There is a transistor in that power supply circuit which often lets the magic smoke escape - and if that happens - the 5 volts will still be supplied by the 7805 regulator, but the -5v and +12v supplies will not be getting generated - and the 4116 chips won't work at all (and indeed, they may also be damaged - the data sheet for the TMS4116 states that the -5v supply must be supplied first and removed last, or the chip may be destroyed. If only the 5v power is being supplied and the -5v/+12v is not present at all - the bad condition is happening). Incidentally, this is one reason why accidents with the edge connector tends to kill a Spectrum - if the +12v/-12v/-5v signals on the edge connector get shorted, it can kill this power supply, which in turn kills the 4116 memory, or at the very least, prevents it from functioning until the power supply is fixed.

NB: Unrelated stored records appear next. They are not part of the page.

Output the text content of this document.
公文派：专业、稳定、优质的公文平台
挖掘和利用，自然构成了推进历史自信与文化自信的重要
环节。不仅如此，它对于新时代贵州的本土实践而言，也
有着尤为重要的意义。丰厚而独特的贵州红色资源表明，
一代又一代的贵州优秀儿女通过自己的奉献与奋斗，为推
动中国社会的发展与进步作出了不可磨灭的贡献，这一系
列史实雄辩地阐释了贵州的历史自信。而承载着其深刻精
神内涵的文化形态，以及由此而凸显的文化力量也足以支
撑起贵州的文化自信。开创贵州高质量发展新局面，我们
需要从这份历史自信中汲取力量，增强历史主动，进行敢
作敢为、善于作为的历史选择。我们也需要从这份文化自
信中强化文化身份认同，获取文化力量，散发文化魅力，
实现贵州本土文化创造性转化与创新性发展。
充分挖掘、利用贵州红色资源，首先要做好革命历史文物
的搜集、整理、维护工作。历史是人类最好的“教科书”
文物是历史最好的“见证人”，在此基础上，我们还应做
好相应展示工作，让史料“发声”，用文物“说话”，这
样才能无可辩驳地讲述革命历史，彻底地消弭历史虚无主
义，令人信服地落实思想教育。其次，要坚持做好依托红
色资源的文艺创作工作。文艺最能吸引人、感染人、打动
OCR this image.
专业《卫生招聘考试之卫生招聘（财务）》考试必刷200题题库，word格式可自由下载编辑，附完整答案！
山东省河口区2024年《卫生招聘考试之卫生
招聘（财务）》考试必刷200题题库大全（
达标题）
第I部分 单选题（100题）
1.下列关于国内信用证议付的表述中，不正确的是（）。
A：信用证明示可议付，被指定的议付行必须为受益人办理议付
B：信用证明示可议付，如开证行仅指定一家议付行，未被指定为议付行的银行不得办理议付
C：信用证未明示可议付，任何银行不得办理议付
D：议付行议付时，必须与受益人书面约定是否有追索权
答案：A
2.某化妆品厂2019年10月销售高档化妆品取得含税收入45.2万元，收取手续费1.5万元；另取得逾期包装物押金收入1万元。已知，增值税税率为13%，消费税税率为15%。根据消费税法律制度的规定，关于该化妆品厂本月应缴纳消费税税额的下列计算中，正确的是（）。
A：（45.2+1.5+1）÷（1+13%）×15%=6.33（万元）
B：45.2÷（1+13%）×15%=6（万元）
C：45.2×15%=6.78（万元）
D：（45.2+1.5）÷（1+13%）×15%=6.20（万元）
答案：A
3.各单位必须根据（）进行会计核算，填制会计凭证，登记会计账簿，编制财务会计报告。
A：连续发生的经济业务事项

This is why I've made the first step in the instructions to check the voltages to the 4116 memory - because this is the "low hanging fruit" of Spectrum fault finding.
Occasionally, "dry joints" and broken tracks prevent a Spectrum from working, particularly if it's undergone prior repair work and has had some hand soldering done to it. If the diagnostics board identifies a bad chip and you replace it and it still doesn't work, it's worth checking the continuity of the track. You'll need to refer to the Spectrum schematic for your model to know which pins to test continuity between (you'll need to check the data bus to the ULA and CPU, and the address bus to the row/column demultiplexing logic).
As noted right at the start of this article, the memory needs some supporting logic to turn an address from the CPU into row and column addresses for the memory. If continuity is good on the board, this is the next place to look. It's quite rare that LSTTL chips fail, but it can happen. The ULA is also involved with the 4116 chips, and since the ULA is socketed, if you have a spare that is known good, it's worth doing since this won't require any soldering and is fast to do. LSTTL chips are no longer made, however, Bowood Electronics still sells them. You can also substitute 74LS family ICs with 74HCT CMOS chips, which are direct CMOS replacements for the 74LS series. If there's a problem with the logic, the diagnostics board will most probably show this as ALL eight chips of that bank having failed - however, the chip select logic can have partial failures too.